The statement is definitely provable for any t and P; it's easy to check whether a proof proves a statement in any normal axiomatic system.

The thing that doesn't work about this is that we can't use it to express our confidence in a proposed self-modification. Given any proof that an AI's modified self can come up with, the original AI can prove that it is valid, but in order to have reason to want to self-modify, the AI has to prove that this is true for every possible proof, which, by Loeb's theorem, is impossible (assuming, of course, that the AI does not think that it would gain utility if it self-modified so as to be inconsistent).

Comment author: [deleted] 13 December 2011 05:38:18PM *  1 point [-]

the AI has to prove that this is true for every possible proof

Scott Aaronson wrote

Consider the "self-hating theory" PA+Not(Con(PA)), or Peano Arithmetic plus the assertion of its own inconsistency. We know that if PA is consistent, then this strange theory must be consistent as well -- since otherwise PA would prove its own consistency, which the Incompleteness Theorem doesn't allow. It follows, by the Completeness Theorem, that PA+Not(Con(PA)) must have a model. But what could such a model possibly look like? In particular, what you happen if, within that model, you just asked to see the proof that PA was inconsistent?

I'll tell you what would happen: the axioms would tell you that proof of PA's inconsistency is encoded by a positive integer X. And then you would say, "but what is X?" And the axioms would say, "X." And you would say, "But what is X, as an ordinary positive integer?"

"No, no, no! Talk to the axioms."

"Alright, is X greater or less than 10500,000?"

"Greater." (The axioms aren't stupid: they know that if they said "smaller", then you could simply try every smaller number and verify that none of them encode a proof of PA's inconsistency.)

"Alright then, what's X+1?"

"Y."

And so on. The axioms will keep cooking up fictitious numbers to satisfy your requests, and assuming that PA itself is consistent, you'll never be able to trap them in an inconsistency.

Taking this seriously, it seems that if PA is consistent, then PA + ¬Cons(PA) ⊢ ◻¬Cons(PA) is true, i.e. there exists a term, X, encoding a proof of ¬Cons(PA). It also seems, from "you'll never be able to trap them", that we can't construct this proof. Which is to say, within some PA-like systems of interest, there are things (existentially) provable which are not (constructively) provable. So I agree that an AI should be able to accept statements provable in the second system before modifying to use that system. Our difference is between requiring existential proofs (which are not interesting to me, since things can be provable and yet never proved) and constructive proofs (a set whose membership is undecidable, yet which, by showing equivalence between the two systems or between the first and a subsystem of the second, we can accept). Again however, this is not a real limitation, because the constructive proof of a statement lets us infer that the statement is existentially provable. Thus we recover the "sensible" existentially provable statements, and discard the ones which are provable and yet unprovable.

Comment author: 13 December 2011 11:43:15PM *  0 points [-]

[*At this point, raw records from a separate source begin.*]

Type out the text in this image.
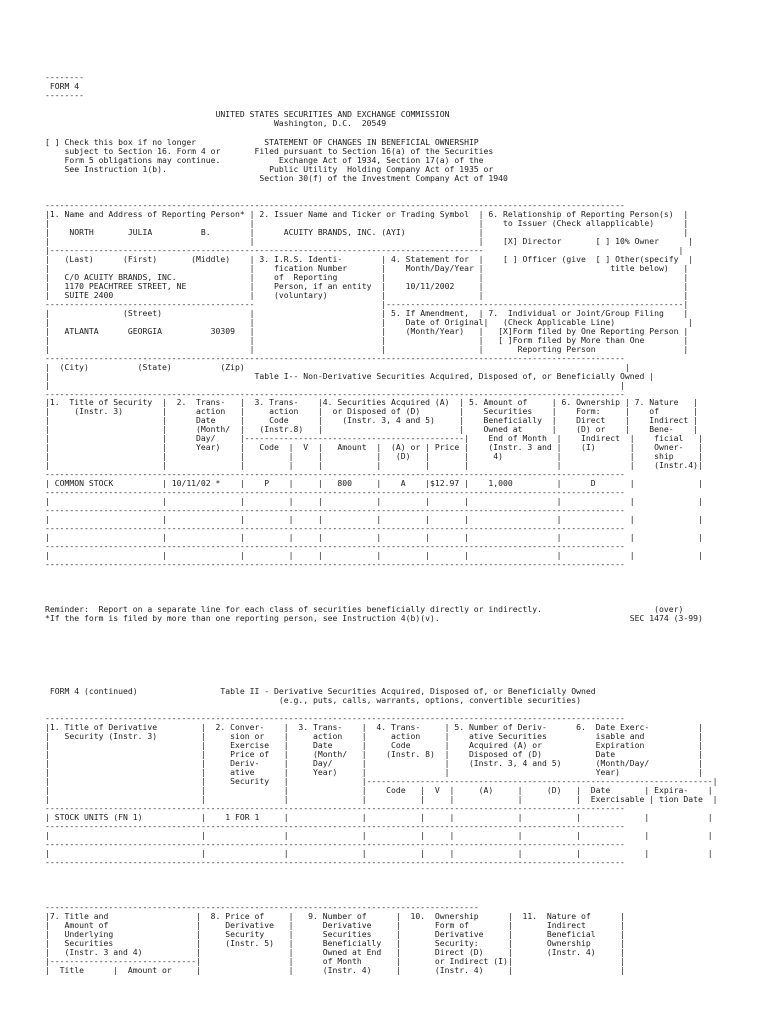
--------
FORM 4
--------
UNITED STATES SECURITIES AND EXCHANGE COMMISSION
Washington, D.C.  20549
[ ] Check this box if no longer              STATEMENT OF CHANGES IN BENEFICIAL OWNERSHIP
subject to Section 16. Form 4 or       Filed pursuant to Section 16(a) of the Securities
Form 5 obligations may continue.            Exchange Act of 1934, Section 17(a) of the
See Instruction 1(b).                     Public Utility  Holding Company Act of 1935 or
Section 30(f) of the Investment Company Act of 1940
-----------------------------------------------------------------------------------------------------------------------
|1. Name and Address of Reporting Person* | 2. Issuer Name and Ticker or Trading Symbol  | 6. Relationship of Reporting Person(s)  |
|                                         |                                              |    to Issuer (Check allapplicable)      |
|    NORTH       JULIA          B.        |      ACUITY BRANDS, INC. (AYI)               |                                         |
|                                         |                                              |    [X] Director       [ ] 10% Owner      |
|-----------------------------------------------------------------------------------------                                        |
|   (Last)      (First)       (Middle)    | 3. I.R.S. Identi-        | 4. Statement for  |    [ ] Officer (give  [ ] Other(specify  |
|                                         |    fication Number       |    Month/Day/Year |                          title below)   |
|   C/O ACUITY BRANDS, INC.               |    of  Reporting         |                   |                                         |
|   1170 PEACHTREE STREET, NE             |    Person, if an entity  |    10/11/2002     |                                         |
|   SUITE 2400                            |    (voluntary)           |                   |                                         |
-------------------------------------------                          |-------------------------------------------------------------|
|               (Street)                  |                          | 5. If Amendment,  | 7.  Individual or Joint/Group Filing    |
|                                         |                          |    Date of Original|   (Check Applicable Line)               |
|   ATLANTA      GEORGIA          30309   |                          |    (Month/Year)   |   [X]Form filed by One Reporting Person |
|                                         |                          |                   |   [ ]Form filed by More than One        |
|                                         |                          |                   |       Reporting Person                  |
-----------------------------------------------------------------------------------------------------------------------
|  (City)          (State)          (Zip)                                                                              |
|                                          Table I-- Non-Derivative Securities Acquired, Disposed of, or Beneficially Owned |
|                                                                                                                     |
-----------------------------------------------------------------------------------------------------------------------
|1.  Title of Security  |  2.  Trans-   |  3. Trans-    |4. Securities Acquired (A)  | 5. Amount of     | 6. Ownership | 7. Nature   |
|     (Instr. 3)        |      action   |     action    |  or Disposed of (D)        |    Securities    |    Form:     |    of       |
|                       |      Date     |     Code      |    (Instr. 3, 4 and 5)     |    Beneficially  |    Direct    |    Indirect |
|                       |      (Month/  |   (Instr.8)   |                            |    Owned at      |    (D) or    |    Bene-    |
|                       |      Day/     |---------------------------------------------|    End of Month  |    Indirect  |    ficial   |
|                       |      Year)    |   Code  |  V  |   Amount  |  (A) or | Price |    (Instr. 3 and |    (I)       |    Owner-   |
|                       |               |         |     |           |   (D)   |       |     4)           |              |    ship     |
|                       |               |         |     |           |         |       |                  |              |    (Instr.4)|
-----------------------------------------------------------------------------------------------------------------------
| COMMON STOCK          | 10/11/02 *    |    P    |     |   800     |    A    |$12.97 |    1,000         |      D       |             |
-----------------------------------------------------------------------------------------------------------------------
|                       |               |         |     |           |         |       |                  |              |             |
-----------------------------------------------------------------------------------------------------------------------
|                       |               |         |     |           |         |       |                  |              |             |
-----------------------------------------------------------------------------------------------------------------------
|                       |               |         |     |           |         |       |                  |              |             |
-----------------------------------------------------------------------------------------------------------------------
|                       |               |         |     |           |         |       |                  |              |             |
-----------------------------------------------------------------------------------------------------------------------
Reminder:  Report on a separate line for each class of securities beneficially directly or indirectly.                       (over)
*If the form is filed by more than one reporting person, see Instruction 4(b)(v).                                       SEC 1474 (3-99)
FORM 4 (continued)                 Table II - Derivative Securities Acquired, Disposed of, or Beneficially Owned
(e.g., puts, calls, warrants, options, convertible securities)
-----------------------------------------------------------------------------------------------------------------------
|1. Title of Derivative         |  2. Conver-    |  3. Trans-    |  4. Trans-     | 5. Number of Deriv-      6.  Date Exerc-          |
|   Security (Instr. 3)         |     sion or    |     action    |     action     |    ative Securities          isable and           |
|                               |     Exercise   |     Date      |     Code       |    Acquired (A) or           Expiration           |
|                               |     Price of   |     (Month/   |    (Instr. 8)  |    Disposed of (D)           Date                 |
|                               |     Deriv-     |     Day/      |                |    (Instr. 3, 4 and 5)       (Month/Day/          |
|                               |     ative      |     Year)     |                |                              Year)                |
|                               |     Security   |               |-----------------------------------------------------------------------|
|                               |                |               |    Code   |  V  |     (A)     |     (D)   |  Date       | Expira-    |
|                               |                |               |           |     |             |           |  Exercisable | tion Date  |
-----------------------------------------------------------------------------------------------------------------------
| STOCK UNITS (FN 1)            |    1 FOR 1     |               |           |     |             |           |             |            |
-----------------------------------------------------------------------------------------------------------------------
|                               |                |               |           |     |             |           |             |            |
-----------------------------------------------------------------------------------------------------------------------
|                               |                |               |           |     |             |           |             |            |
-----------------------------------------------------------------------------------------------------------------------
-----------------------------------------------------------------------------------------
|7. Title and                  |  8. Price of     |   9. Number of      |  10.  Ownership      |  11.  Nature of      |
|   Amount of                  |     Derivative   |      Derivative     |       Form of        |       Indirect       |
|   Underlying                 |     Security     |      Securities     |       Derivative     |       Beneficial     |
|   Securities                 |     (Instr. 5)   |      Beneficially   |       Security:      |       Ownership      |
|   (Instr. 3 and 4)           |                  |      Owned at End   |       Direct (D)     |       (Instr. 4)     |
|------------------------------|                  |      of Month       |       or Indirect (I)|                      |
|  Title      |  Amount or     |                  |      (Instr. 4)     |       (Instr. 4)     |                      |
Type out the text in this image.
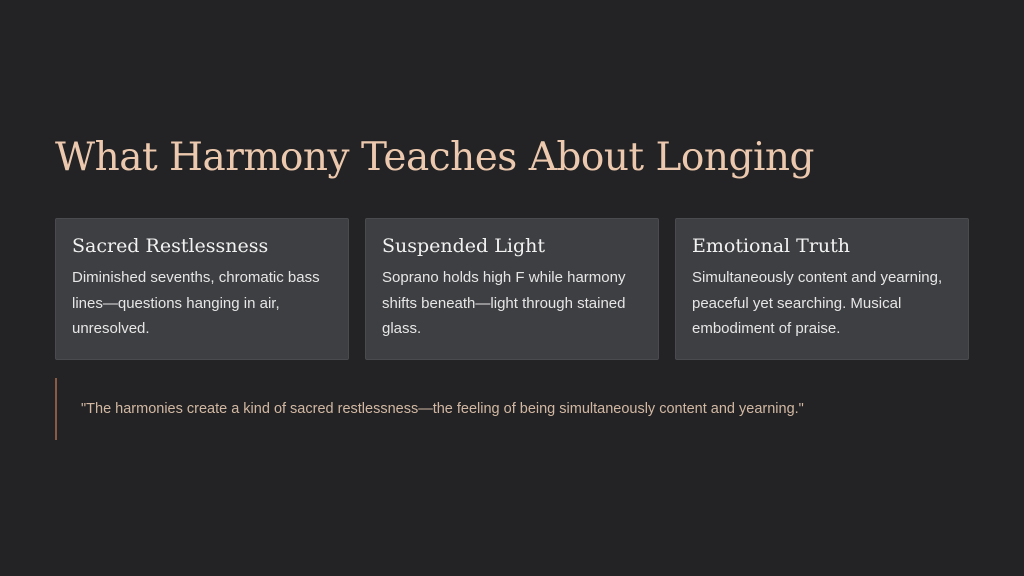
What Harmony Teaches About Longing
Sacred Restlessness

Diminished sevenths, chromatic bass lines—questions hanging in air, unresolved.

Suspended Light

Soprano holds high F while harmony shifts beneath—light through stained glass.

Emotional Truth

Simultaneously content and yearning, peaceful yet searching. Musical embodiment of praise.

"The harmonies create a kind of sacred restlessness—the feeling of being simultaneously content and yearning."
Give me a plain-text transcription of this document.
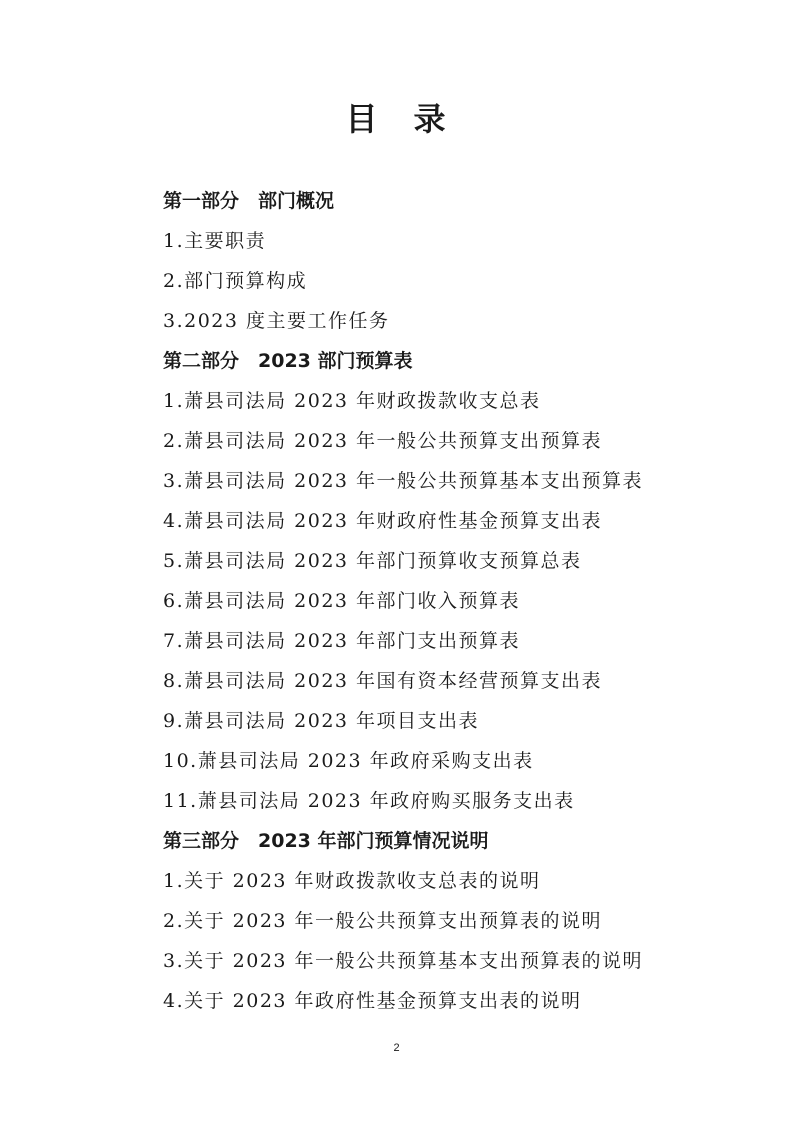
目　录
第一部分　部门概况
1.主要职责
2.部门预算构成
3.2023 度主要工作任务
第二部分　2023 部门预算表
1.萧县司法局 2023 年财政拨款收支总表
2.萧县司法局 2023 年一般公共预算支出预算表
3.萧县司法局 2023 年一般公共预算基本支出预算表
4.萧县司法局 2023 年财政府性基金预算支出表
5.萧县司法局 2023 年部门预算收支预算总表
6.萧县司法局 2023 年部门收入预算表
7.萧县司法局 2023 年部门支出预算表
8.萧县司法局 2023 年国有资本经营预算支出表
9.萧县司法局 2023 年项目支出表
10.萧县司法局 2023 年政府采购支出表
11.萧县司法局 2023 年政府购买服务支出表
第三部分　2023 年部门预算情况说明
1.关于 2023 年财政拨款收支总表的说明
2.关于 2023 年一般公共预算支出预算表的说明
3.关于 2023 年一般公共预算基本支出预算表的说明
4.关于 2023 年政府性基金预算支出表的说明
2
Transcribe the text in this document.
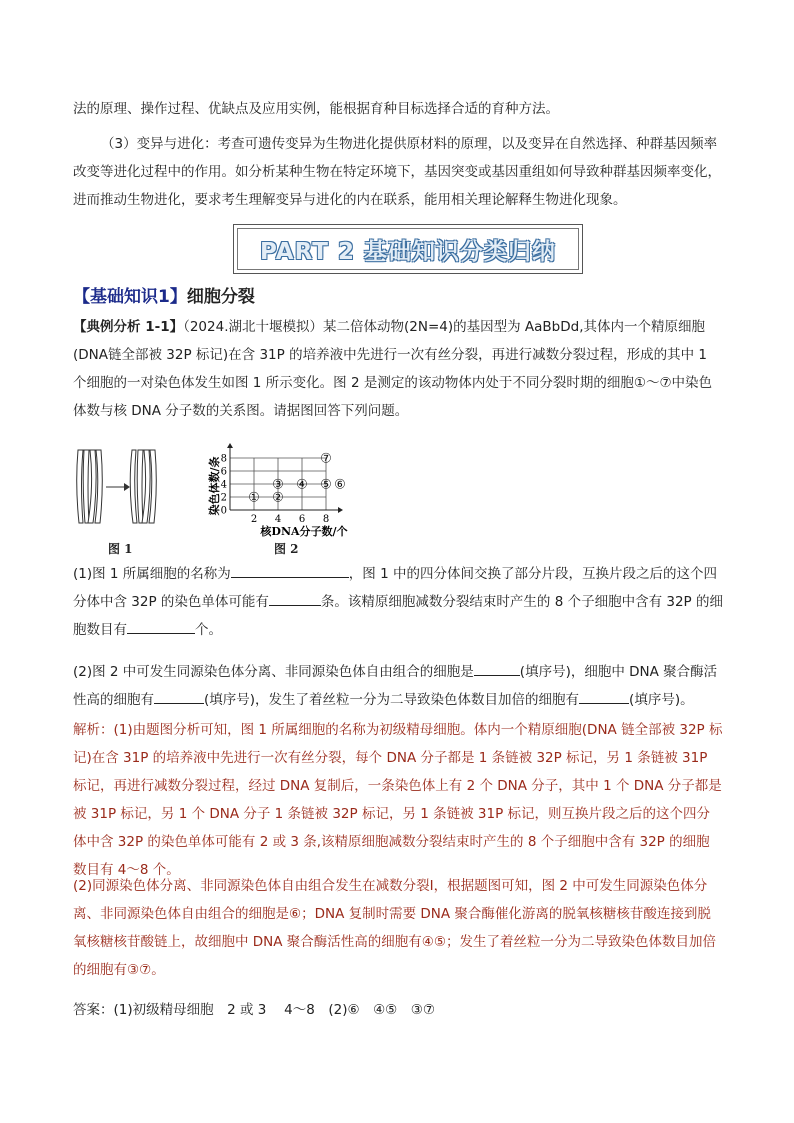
法的原理、操作过程、优缺点及应用实例，能根据育种目标选择合适的育种方法。

（3）变异与进化：考查可遗传变异为生物进化提供原材料的原理，以及变异在自然选择、种群基因频率改变等进化过程中的作用。如分析某种生物在特定环境下，基因突变或基因重组如何导致种群基因频率变化，进而推动生物进化，要求考生理解变异与进化的内在联系，能用相关理论解释生物进化现象。

PART 2 基础知识分类归纳
【基础知识1】细胞分裂

【典例分析 1-1】（2024.湖北十堰模拟）某二倍体动物(2N=4)的基因型为 AaBbDd,其体内一个精原细胞(DNA链全部被 32P 标记)在含 31P 的培养液中先进行一次有丝分裂，再进行减数分裂过程，形成的其中 1 个细胞的一对染色体发生如图 1 所示变化。图 2 是测定的该动物体内处于不同分裂时期的细胞①～⑦中染色体数与核 DNA 分子数的关系图。请据图回答下列问题。

图 1
0
2
4
6
8
2 4 6 8
① ②
③ ④ ⑤ ⑥
⑦
染色体数/条
核DNA分子数/个
图 2

(1)图 1 所属细胞的名称为	，图 1 中的四分体间交换了部分片段，互换片段之后的这个四分体中含 32P 的染色单体可能有	条。该精原细胞减数分裂结束时产生的 8 个子细胞中含有 32P 的细胞数目有	个。

(2)图 2 中可发生同源染色体分离、非同源染色体自由组合的细胞是	(填序号)，细胞中 DNA 聚合酶活性高的细胞有	(填序号)，发生了着丝粒一分为二导致染色体数目加倍的细胞有	(填序号)。

解析：(1)由题图分析可知，图 1 所属细胞的名称为初级精母细胞。体内一个精原细胞(DNA 链全部被 32P 标记)在含 31P 的培养液中先进行一次有丝分裂，每个 DNA 分子都是 1 条链被 32P 标记，另 1 条链被 31P 标记，再进行减数分裂过程，经过 DNA 复制后，一条染色体上有 2 个 DNA 分子，其中 1 个 DNA 分子都是被 31P 标记，另 1 个 DNA 分子 1 条链被 32P 标记，另 1 条链被 31P 标记，则互换片段之后的这个四分体中含 32P 的染色单体可能有 2 或 3 条,该精原细胞减数分裂结束时产生的 8 个子细胞中含有 32P 的细胞数目有 4～8 个。

(2)同源染色体分离、非同源染色体自由组合发生在减数分裂Ⅰ，根据题图可知，图 2 中可发生同源染色体分离、非同源染色体自由组合的细胞是⑥；DNA 复制时需要 DNA 聚合酶催化游离的脱氧核糖核苷酸连接到脱氧核糖核苷酸链上，故细胞中 DNA 聚合酶活性高的细胞有④⑤；发生了着丝粒一分为二导致染色体数目加倍的细胞有③⑦。

答案：(1)初级精母细胞　2 或 3　 4～8　(2)⑥　④⑤　③⑦
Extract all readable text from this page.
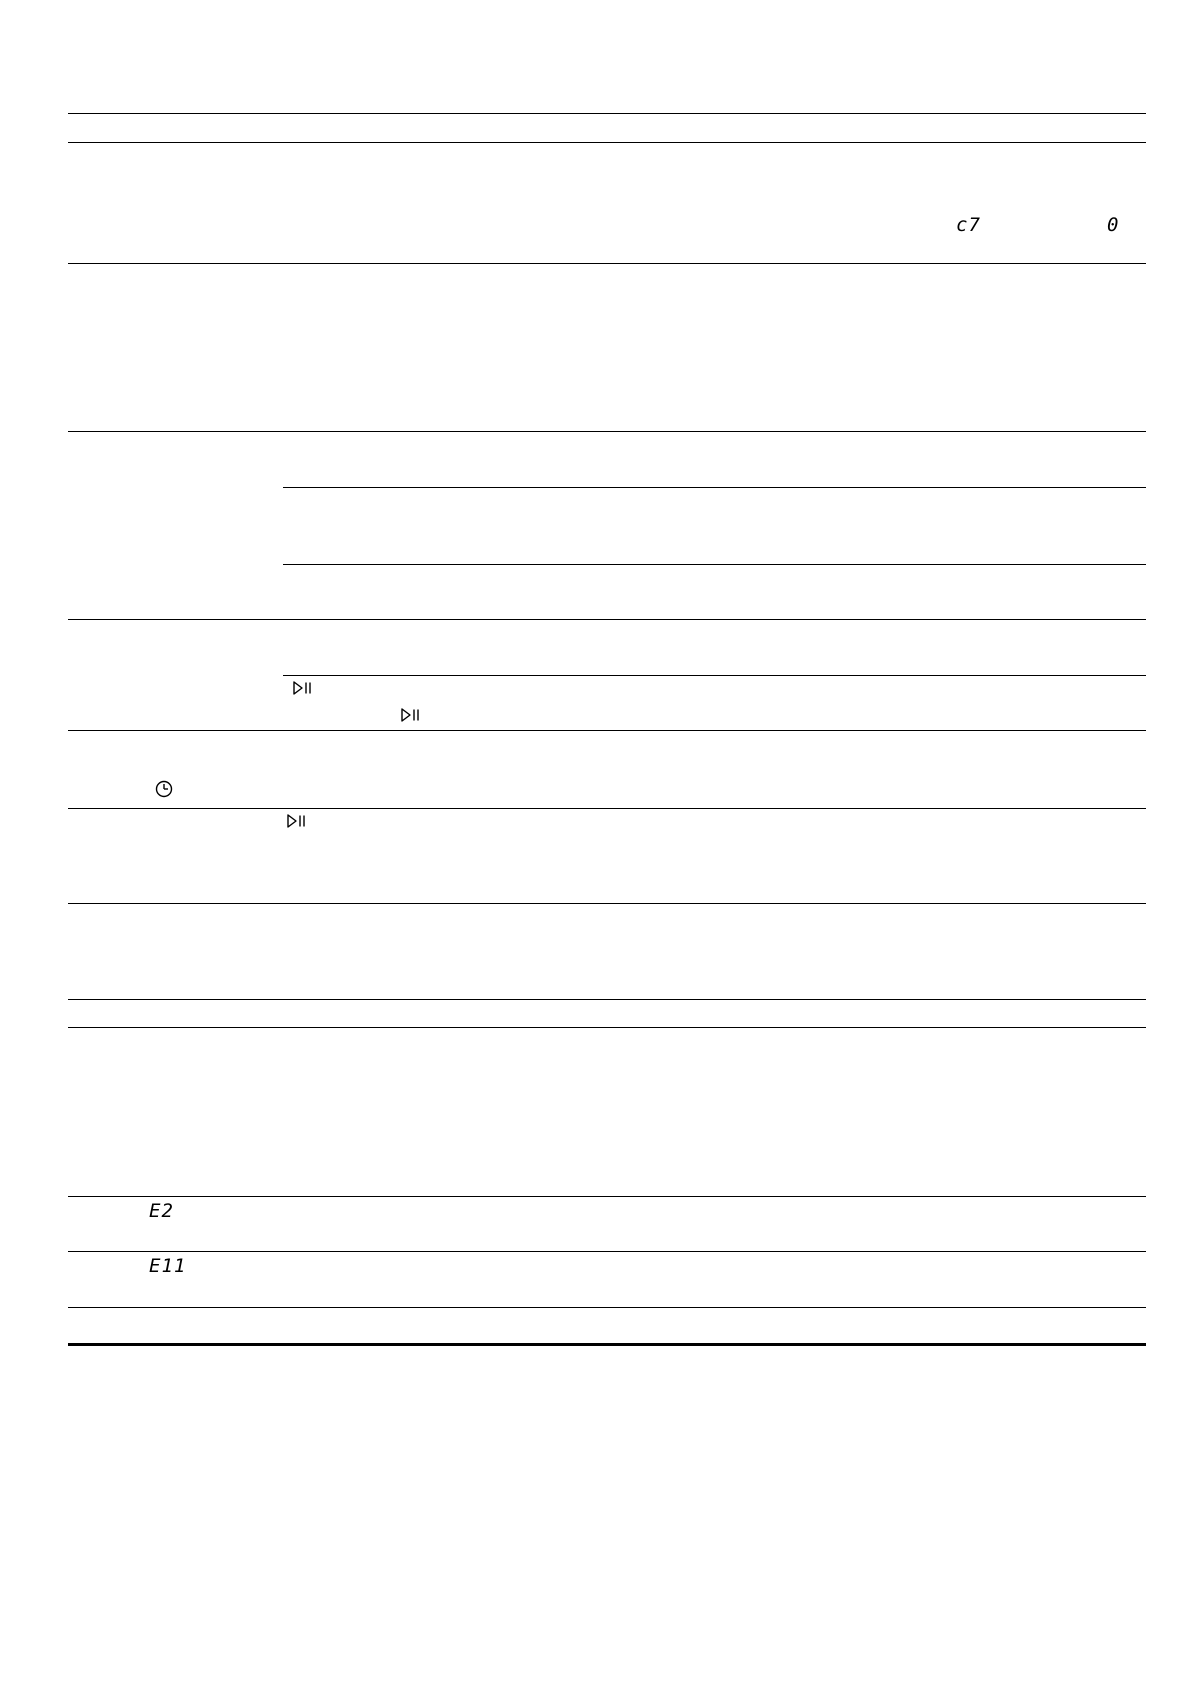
c7	0
E2
E11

PA + ¬Cons(PA) ⊢ ◻¬Cons(PA)

I don't think this is quite what you meant. This means PA + ¬Cons(PA) allows you to prove that you can prove ¬Cons(PA), where the second use of the word 'prove' does not make reference to any specific formal system. The turnstile refers to the specific theory that is being used, here PA + ¬Cons(PA), and the box symbol is used when the meaning is clear from context, but you've used both.

Our difference is between requiring existential proofs (which are not interesting to me, since things can be provable and yet never proved) and constructive proofs (a set whose membership is undecidable, yet which, by showing equivalence between the two systems or between the first and a subsystem of the second, we can accept). Again however, this is not a real limitation, because the constructive proof of a statement lets us infer that the statement is existentially provable. Thus we recover the "sensible" existentially provable statements, and discard the ones which are provable and yet unprovable.

This seems like a description of some constructive logic version of PA. I'm not sure exactly how that would work or if there is a standard constructive axiomatization of the natural numbers, but the set of theorems of constructive logic is a subset of those of classical logic, so this will not be able to prove that some given axiom system is trustable if the original system cannot do so.

You could add constructive theorems if you also add axioms, which I'm not sure whether you're proposing. For example, given a universal Turing machine U and a number x, there is a shortest program p such that U(p) = x and it could be the case, depending on U and x, that PA can prove that such a p exists, but not what it is. Then, by adding axioms that U never halts on certain inputs, it can be possible to deduce the value of p.

I don't see how that could help with the reflection problem though. Do you propose adding soundness of some formal system as an axiom, but preventing Loeb's theorem from applying by switching to constructive logic? I think Loeb's theorem is still valid constructively; it doesn't use negation, but I'm not sure if that is a sufficient criterion to be provable constructively.

Comment author: [deleted] 14 December 2011 01:15:07AM *  0 points [-]

It's called Heyting arithmetic, but no, nowhere above do I mean intuitionistic logic when I say constructive. Or I don't think I do. I recognize Löb's theorem and am not trying restrict any system's expressive power to avoid it (i.e. using Dan Willard's self verifying theories).

Maybe I'll try to prove some sufficient conditions for a Gödel machine to self modify in a toy universe given this perspective. That should make it more convincing / concrete.